Une épopée repérable par ses codes de la démesure guerrière (bataillons, descendait, montait comme une vague, s’élançait en pétillant, se multipliant) mais dont l’objet est perverti : si l’épopée classique est celle d’entités humaines luttant pour se maintenir, il s’agit ici d’une épopée de la désagrégation de ce qui est reconnu comme le vivant : tout cela, souffle vague, ce monde non seulement perd la référence humaine mais ne correspond plus aux critères habituels de l’identité repérable : ce qui est vivant, c’est la matière présentée à la fois dans son essence (tout cela, souffle vague, ce monde = totalité conceptuelle), dans son expression énigmatique (étrange musique – les comparaisons signifient la difficulté d’identification) et dans sa première phase de développement : larves (teintes claires)en rejet (le sens voudrait qu’il soit dans le même vers que bataillons) insiste sur l’effet (mort de l’organisé : mouches, ventre putride) devenant cause d’une vie nouvelle dont bataillons et épais liquides soulignent la force, la couleur (noirs) la densité.

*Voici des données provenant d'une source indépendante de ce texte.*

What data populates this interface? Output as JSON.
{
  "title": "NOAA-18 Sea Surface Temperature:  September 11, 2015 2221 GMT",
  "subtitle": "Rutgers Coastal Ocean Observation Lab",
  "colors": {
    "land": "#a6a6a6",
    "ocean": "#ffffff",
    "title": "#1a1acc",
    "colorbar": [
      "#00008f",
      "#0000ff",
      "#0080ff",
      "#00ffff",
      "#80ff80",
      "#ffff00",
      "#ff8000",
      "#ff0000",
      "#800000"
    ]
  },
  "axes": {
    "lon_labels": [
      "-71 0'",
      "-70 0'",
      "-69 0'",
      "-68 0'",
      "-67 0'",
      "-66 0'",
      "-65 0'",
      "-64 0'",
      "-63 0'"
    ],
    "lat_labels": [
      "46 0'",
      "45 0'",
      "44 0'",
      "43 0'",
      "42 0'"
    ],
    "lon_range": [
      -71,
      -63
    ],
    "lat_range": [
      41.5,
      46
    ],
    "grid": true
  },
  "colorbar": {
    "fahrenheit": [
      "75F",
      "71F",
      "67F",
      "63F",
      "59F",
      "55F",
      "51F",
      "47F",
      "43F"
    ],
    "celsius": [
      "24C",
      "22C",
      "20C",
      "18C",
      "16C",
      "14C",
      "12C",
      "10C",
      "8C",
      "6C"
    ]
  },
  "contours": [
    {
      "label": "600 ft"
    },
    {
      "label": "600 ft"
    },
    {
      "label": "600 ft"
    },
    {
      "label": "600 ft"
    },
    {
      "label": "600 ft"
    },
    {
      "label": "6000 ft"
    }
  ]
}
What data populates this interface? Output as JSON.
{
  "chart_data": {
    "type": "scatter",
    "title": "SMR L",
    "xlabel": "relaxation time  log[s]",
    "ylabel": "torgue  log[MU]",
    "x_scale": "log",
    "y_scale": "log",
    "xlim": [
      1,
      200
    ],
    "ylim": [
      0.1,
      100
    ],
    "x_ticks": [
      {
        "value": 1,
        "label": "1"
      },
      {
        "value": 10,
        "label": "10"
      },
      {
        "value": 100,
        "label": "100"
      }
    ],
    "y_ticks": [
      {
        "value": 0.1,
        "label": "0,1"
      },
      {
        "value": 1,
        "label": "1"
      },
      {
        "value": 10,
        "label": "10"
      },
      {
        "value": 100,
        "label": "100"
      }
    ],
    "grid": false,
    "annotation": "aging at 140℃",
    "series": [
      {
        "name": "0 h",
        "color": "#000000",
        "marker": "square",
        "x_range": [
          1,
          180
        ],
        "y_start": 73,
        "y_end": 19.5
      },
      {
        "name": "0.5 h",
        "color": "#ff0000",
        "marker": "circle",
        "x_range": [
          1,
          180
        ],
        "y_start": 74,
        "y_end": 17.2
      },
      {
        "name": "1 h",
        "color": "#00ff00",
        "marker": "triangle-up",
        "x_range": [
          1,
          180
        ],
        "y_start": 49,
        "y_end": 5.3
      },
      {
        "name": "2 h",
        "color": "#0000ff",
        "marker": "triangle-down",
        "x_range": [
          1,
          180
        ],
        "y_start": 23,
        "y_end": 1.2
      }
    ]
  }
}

La continuation de la vie post-mortem (vivants , coulait, liquide, vivait, eau courante) désarme le peintre de la vie organisée dont les outils sont devenus inopérants (toile oubliée) pour reproduire le mouvement de ce qui est habituellement représenté par l’immobilité : la peinture de la mort (non incluse dans la vie) par le figuratif du dessin et du trait (les formes) sont obsolètes (s’effaçaient et n’étaient plus qu’un rêve) et elles doivent être repensées (une ébauche lente à venir) dans un schéma nouveau (la mort fait partie de la vie) sous-tendu pour l’artiste par seulement le souvenir : le souvenir, pour Baudelaire n’est pas essentiellement celui de la mémoire ordinaire, mais une connexion avec un absolu intemporel à la fois intellectuel, mystique – on peut le rapprocher de ce qu’est l’Idée dans la pensée platonicienne – angoissant aussi et qui est un composant de ce qu’il appelle spleen (cf. La vie antérieure – Correspondances – Harmonie du soir et, précisément dans la partie intitulée Spleen et Idéal, le poème sans titre : « J’ai plus de souvenir que si j’avais mille ans » qui se termine sur cette image de désarroi :
– Désormais, tu n’es plus, ô matière vivante !

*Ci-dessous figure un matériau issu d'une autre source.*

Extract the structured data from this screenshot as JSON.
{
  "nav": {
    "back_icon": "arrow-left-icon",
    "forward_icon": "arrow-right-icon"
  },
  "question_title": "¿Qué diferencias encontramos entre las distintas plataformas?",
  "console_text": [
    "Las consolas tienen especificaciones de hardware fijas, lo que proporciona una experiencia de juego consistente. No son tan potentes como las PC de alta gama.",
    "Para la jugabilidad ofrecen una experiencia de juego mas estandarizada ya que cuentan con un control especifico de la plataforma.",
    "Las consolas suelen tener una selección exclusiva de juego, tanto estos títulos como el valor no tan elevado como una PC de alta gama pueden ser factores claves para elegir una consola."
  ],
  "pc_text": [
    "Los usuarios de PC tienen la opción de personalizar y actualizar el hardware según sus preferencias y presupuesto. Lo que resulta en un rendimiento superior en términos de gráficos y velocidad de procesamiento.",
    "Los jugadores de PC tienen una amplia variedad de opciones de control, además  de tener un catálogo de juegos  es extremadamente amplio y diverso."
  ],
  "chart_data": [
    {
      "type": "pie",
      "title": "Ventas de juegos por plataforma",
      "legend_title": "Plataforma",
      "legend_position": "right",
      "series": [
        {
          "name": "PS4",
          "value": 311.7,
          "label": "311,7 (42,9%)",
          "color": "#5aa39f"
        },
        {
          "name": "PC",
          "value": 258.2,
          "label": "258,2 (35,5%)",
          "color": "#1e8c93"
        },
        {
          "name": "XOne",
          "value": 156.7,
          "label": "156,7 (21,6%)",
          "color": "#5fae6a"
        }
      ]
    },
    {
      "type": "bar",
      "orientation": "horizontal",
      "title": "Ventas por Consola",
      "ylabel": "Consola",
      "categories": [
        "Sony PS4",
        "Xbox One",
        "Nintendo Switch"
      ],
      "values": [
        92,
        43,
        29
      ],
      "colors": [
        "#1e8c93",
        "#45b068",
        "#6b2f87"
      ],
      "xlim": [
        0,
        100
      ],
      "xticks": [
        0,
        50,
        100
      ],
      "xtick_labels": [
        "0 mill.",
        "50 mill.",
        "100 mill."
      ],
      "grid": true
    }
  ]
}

Qu’un granit entouré d’une vague épouvante,
Assoupi dans le fond d’un Sahara brumeux ;
Un vieux sphinx ignoré du monde insoucieux,
Oublié sur la carte, et dont l’humeur farouche
Ne chante qu’aux rayons du soleil qui se couche.
– strophe 9
Derrière les rochers une chienne inquiète
Nous regardait d’un œil fâché,
Epiant le moment de reprendre au squelette
Le morceau qu’elle avait lâché.
Le retour au réel reprend l’idée sous la forme anecdotique du cycle de la vie au niveau banal de l’animalité pure, le vivant (chienne – le double chuintement rocher –chienne pourrait être une onomatopée de la protestation animale et le signe peu musical de ce retour au réel) luttant pour sa survie (inquiète, œil fâché, lâché, reprendre) en se nourrissant du mort (squelette, morceau).
Cet épisode termine le récit avant la reprise du discours adressé à la jeune femme. Nous retrouverons Ronsard en conclusion.